Filmin her aşamasında pantomimin ve disiplinli beden, yüz ve hareket eğitiminin ne denli gerekli, ne denli işe yarar olduğunu görüyoruz.


Marcel Marceau
, sahnede, askerlerin karşısında dramatik bir pantomim gösterisi sergiliyor.

Marcel’in, opera sanatçısı olmak isteyip de kasap olmak zorunda kalan babasına Fransız Direniş Hareketi’ne katılmak isteyişini anlatan cümlesi, temelde yer alan ana fikri görmemizi sağlıyor: “Hiçbir şey yapmadan kuyruğumu kıstırıp kaçmak istemiyorum.” Dediğini de yapıyor Marcel, küçük gruplar halinde yüzlerce Yahudi çocuğu İsviçre’ye kaçırıyor.


Şofar’ı üfleme sahnesindeki görüntü estetiği de aynı ses gibi akıllarda kalıcı nitelikte.

Şofar’ı üflemenin birleştirici etkisi
Filmin etkili sahnelerinden birini daha anlatmadan geçemeyeceğim. İzci üniforması giydirilmiş Yahudi çocukları İsviçre yolculuğuna çıkmadan önce meydanda toplanıyor. İzci liderleri ve direnişe katılacak olan Marcel ve arkadaşları çocuklara son kez kendilerini nasıl korumaları gerektiğini anlatıyor. İzci liderinin konuşmasında söylediği şu cümleler çocukları oldukça etkiliyor: “Önümüzde Roş Aşana1 var. Yeni bir yüzyılı karşılıyoruz. 5700’üncü yıla (Miladi 1940) giriyoruz. Her nesilde bize karşı ayağa kalkarlar. Bazen güçlü bir adam, bazen bir ordu ya da bir ulus Yahudi halkını yok etmeye çalışır. Ama işte burada birlikteyiz. Şimdi şofar’ı2 üfleyeceğiz. Böylece size yalnız olmadığınızı hatırlatacak bir anınız olacak.” Marcel şofar’ı üflemeye başlıyor. Çocuklar da Shalom aleichem Malachei há shaaret malachei elion3 diyerek güneye götürülmek üzere tren istasyonuna yönlendiriliyorlar. Bu sahnede yönetmen eski bir kalenin sur içindeki meydan akustiğini o kadar etkili kullanmış ki, şofar’ın sesi çocukların sesini bastırmıyor. Her ikisi de uygun bir ses karışımı düzeyinde, sahnenin etkisini ikiye katlıyor. Ürperiyorsunuz.

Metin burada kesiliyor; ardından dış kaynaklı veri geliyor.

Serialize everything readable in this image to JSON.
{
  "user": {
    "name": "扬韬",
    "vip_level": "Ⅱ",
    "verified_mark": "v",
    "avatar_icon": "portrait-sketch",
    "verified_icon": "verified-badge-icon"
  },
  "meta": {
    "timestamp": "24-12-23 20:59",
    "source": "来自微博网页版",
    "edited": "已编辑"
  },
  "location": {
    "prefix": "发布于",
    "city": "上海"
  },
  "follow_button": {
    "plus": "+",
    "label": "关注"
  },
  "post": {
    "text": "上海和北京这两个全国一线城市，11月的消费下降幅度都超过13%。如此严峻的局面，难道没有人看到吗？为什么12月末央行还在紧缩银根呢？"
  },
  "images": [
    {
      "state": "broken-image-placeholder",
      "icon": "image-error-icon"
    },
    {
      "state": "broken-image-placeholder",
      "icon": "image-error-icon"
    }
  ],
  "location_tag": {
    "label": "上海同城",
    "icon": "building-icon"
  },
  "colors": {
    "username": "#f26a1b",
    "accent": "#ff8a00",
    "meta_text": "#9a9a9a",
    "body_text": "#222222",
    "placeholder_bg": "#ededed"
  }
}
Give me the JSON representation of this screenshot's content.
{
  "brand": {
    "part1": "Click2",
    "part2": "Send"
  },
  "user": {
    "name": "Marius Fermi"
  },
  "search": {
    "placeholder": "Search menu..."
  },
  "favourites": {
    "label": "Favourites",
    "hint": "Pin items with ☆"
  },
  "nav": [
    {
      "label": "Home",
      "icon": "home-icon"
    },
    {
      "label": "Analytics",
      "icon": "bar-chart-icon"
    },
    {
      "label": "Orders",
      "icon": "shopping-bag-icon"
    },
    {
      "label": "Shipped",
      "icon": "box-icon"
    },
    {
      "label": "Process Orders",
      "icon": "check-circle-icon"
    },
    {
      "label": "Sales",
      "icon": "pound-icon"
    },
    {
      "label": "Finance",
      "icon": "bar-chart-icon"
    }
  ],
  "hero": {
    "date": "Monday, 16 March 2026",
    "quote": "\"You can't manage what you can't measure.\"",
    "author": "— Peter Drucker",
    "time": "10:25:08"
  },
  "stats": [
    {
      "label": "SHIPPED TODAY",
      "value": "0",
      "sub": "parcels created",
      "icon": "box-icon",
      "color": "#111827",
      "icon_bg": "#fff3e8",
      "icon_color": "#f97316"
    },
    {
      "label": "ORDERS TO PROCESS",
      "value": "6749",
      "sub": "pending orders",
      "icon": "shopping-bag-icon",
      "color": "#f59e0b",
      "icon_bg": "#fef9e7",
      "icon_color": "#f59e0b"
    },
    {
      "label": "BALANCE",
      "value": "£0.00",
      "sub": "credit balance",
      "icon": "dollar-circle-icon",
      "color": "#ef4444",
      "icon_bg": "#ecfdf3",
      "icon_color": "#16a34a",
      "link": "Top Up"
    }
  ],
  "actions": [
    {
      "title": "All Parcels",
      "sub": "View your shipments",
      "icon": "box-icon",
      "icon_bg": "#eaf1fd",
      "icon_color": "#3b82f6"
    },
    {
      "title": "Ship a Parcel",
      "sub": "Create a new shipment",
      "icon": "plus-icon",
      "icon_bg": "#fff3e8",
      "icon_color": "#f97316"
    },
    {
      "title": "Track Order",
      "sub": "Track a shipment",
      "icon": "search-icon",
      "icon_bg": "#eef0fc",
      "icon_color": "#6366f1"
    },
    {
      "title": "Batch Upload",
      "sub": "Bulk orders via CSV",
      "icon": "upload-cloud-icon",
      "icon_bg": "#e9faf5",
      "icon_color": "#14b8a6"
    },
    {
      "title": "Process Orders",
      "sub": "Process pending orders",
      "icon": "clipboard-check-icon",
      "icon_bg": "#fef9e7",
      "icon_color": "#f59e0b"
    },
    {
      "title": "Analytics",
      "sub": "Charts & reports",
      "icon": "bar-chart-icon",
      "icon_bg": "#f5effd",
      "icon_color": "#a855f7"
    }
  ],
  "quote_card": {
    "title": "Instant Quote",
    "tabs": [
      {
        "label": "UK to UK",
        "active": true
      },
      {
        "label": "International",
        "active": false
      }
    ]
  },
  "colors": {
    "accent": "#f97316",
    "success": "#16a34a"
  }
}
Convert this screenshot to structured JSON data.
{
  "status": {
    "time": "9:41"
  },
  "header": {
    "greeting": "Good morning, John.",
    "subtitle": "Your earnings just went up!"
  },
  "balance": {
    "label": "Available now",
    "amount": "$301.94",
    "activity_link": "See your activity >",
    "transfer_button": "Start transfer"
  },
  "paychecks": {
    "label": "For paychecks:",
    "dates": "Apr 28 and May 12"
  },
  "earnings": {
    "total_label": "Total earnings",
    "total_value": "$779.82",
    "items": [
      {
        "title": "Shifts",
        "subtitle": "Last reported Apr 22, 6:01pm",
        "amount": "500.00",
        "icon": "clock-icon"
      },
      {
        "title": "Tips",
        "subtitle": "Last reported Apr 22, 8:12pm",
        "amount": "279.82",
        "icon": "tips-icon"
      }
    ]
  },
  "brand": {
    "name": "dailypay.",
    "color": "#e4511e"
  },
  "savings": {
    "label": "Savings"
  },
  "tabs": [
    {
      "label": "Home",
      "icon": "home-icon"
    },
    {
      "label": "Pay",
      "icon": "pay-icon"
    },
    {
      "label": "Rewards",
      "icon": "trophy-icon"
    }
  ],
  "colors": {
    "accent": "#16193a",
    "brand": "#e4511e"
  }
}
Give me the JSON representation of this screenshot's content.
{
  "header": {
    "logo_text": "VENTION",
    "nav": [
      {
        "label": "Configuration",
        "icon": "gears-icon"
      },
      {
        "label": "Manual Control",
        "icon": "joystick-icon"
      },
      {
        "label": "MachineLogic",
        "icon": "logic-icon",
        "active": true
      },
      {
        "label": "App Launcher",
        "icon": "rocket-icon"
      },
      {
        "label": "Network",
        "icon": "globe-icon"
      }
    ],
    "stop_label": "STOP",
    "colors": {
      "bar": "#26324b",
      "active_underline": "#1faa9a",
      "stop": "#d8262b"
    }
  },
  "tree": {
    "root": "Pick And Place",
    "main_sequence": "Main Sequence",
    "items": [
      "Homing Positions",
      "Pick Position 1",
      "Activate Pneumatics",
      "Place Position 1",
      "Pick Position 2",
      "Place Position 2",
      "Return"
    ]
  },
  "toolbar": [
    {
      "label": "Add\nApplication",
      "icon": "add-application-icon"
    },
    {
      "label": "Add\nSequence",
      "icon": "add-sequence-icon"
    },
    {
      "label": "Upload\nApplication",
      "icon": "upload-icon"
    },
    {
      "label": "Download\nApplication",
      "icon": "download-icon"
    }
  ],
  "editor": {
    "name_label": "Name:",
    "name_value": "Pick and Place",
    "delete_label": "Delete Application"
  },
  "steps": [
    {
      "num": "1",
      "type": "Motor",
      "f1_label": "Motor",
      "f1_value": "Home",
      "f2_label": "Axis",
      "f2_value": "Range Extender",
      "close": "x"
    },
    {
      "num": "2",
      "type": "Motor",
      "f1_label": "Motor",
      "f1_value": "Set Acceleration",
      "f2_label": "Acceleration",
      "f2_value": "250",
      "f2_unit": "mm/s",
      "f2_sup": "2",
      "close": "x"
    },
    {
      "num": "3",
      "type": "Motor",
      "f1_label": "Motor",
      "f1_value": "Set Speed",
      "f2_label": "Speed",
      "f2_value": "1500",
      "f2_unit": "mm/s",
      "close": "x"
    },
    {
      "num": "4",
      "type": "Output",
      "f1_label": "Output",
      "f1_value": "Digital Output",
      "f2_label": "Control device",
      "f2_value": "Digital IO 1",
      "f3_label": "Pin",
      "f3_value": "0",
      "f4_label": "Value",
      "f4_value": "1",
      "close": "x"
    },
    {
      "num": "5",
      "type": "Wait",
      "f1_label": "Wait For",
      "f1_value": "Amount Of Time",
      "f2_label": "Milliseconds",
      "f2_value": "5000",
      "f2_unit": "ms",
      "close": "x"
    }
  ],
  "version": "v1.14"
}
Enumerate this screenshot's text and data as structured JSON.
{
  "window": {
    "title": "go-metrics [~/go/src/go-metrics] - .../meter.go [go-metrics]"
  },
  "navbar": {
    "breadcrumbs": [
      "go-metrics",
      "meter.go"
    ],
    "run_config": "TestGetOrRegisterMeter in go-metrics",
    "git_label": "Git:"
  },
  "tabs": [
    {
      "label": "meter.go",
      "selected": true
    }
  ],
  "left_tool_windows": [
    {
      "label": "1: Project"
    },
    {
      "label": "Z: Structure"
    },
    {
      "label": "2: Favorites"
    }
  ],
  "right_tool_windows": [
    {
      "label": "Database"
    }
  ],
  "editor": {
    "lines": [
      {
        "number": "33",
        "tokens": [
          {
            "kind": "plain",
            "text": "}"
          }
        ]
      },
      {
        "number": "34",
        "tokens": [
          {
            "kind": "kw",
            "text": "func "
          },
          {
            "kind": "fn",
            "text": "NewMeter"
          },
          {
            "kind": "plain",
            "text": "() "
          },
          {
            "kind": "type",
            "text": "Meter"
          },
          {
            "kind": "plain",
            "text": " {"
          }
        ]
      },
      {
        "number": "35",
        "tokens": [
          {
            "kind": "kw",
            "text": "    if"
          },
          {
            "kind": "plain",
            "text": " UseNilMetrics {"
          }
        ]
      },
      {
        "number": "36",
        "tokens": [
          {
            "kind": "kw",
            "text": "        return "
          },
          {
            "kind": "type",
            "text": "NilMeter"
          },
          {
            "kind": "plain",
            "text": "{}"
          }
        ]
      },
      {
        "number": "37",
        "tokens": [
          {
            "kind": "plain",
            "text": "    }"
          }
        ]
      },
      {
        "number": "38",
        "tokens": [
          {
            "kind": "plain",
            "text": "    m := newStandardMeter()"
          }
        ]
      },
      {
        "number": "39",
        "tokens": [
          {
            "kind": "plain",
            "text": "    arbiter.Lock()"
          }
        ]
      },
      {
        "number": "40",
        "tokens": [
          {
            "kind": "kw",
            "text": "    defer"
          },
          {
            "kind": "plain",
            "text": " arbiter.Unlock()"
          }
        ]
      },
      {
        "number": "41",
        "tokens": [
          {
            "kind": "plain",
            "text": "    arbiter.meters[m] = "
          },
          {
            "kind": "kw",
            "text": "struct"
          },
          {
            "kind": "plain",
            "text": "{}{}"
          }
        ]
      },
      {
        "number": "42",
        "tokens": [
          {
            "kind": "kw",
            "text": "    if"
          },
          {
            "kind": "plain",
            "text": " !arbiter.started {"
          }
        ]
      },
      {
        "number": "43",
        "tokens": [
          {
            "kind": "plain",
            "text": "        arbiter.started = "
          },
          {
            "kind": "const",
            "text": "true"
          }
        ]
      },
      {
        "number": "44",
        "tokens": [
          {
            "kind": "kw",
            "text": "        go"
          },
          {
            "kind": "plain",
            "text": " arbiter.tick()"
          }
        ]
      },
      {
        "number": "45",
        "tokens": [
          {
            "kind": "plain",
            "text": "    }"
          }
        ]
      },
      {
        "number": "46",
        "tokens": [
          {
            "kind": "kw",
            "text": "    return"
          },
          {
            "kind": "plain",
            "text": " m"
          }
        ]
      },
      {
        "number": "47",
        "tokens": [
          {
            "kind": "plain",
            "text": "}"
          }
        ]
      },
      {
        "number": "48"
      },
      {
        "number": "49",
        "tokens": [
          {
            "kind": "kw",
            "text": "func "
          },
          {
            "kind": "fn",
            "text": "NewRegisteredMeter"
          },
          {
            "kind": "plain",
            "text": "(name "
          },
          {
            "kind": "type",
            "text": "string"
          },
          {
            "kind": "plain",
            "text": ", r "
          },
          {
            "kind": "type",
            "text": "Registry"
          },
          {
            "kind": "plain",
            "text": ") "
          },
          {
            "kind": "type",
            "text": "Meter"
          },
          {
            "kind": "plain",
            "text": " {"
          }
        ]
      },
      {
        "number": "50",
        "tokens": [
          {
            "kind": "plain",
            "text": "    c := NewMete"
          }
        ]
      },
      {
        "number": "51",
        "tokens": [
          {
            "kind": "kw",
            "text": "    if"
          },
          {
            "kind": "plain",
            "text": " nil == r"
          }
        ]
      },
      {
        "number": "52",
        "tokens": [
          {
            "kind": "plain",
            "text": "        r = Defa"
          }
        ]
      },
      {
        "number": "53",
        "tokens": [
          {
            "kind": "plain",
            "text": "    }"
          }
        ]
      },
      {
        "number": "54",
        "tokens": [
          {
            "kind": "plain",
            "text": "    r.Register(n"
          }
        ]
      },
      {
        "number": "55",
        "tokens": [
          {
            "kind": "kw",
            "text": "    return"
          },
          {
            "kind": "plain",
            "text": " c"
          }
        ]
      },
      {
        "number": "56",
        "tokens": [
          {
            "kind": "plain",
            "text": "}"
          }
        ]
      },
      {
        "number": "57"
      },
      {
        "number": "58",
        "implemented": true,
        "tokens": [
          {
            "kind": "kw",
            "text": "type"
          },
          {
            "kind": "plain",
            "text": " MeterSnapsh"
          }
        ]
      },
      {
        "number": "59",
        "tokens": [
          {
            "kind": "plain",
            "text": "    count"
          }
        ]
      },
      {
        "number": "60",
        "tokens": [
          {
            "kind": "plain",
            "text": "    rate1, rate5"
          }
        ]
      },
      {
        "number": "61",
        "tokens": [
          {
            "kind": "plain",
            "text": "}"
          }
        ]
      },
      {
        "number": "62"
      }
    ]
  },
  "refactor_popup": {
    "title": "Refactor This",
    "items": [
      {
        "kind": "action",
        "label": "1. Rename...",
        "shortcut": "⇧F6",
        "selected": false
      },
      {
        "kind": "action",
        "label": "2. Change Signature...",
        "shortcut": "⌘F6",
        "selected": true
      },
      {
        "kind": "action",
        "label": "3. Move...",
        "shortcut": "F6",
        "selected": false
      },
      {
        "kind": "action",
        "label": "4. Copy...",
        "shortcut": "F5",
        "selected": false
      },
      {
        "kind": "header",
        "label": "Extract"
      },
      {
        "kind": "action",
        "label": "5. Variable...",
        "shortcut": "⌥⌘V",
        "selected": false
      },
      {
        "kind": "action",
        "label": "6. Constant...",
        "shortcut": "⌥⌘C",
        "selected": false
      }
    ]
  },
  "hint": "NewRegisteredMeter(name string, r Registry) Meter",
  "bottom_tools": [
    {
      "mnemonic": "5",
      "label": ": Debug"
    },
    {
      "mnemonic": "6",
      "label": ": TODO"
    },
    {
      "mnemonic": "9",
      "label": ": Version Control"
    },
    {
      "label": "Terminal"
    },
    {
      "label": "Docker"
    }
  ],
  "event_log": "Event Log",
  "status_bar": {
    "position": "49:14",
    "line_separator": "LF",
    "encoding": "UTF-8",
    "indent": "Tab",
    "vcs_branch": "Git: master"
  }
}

Bütün Strazburg’un Fransa’nın güneyine tahliye edilmesi sırasında, Naziler yine katliamlarını yapmaktan geri kalmıyorlar. Resistance-Direniş filmi, yüreklerinizi hoplayarak izleyebileceğiniz bir film. Pantomim sanatının etkilerini gözlemleyebileceğiniz, zor koşullarda dahi sanatın etkisini iliklerinizde hissedebileceğiniz bir film.

Dipnotlar:
1 İbrani takvimine göre yeni yılın başladığı gün. Dünya’nın veya evrenin yaradılışını da temsil eder.
2 Şofar, genellikle keçi veya koçboynuzundan yapılan ve Yahudiler tarafından kullanılan geleneksel enstrümandır, Roş Aşana ve Yom Kipur’da çalınır.
3 Cuma gecesi Şabat yemeğinden önce okunan bir Yahudi ilahisi. Kişiye eşlik eden melekleri karşılayarak Şabat’ın başlamasını işaret eder.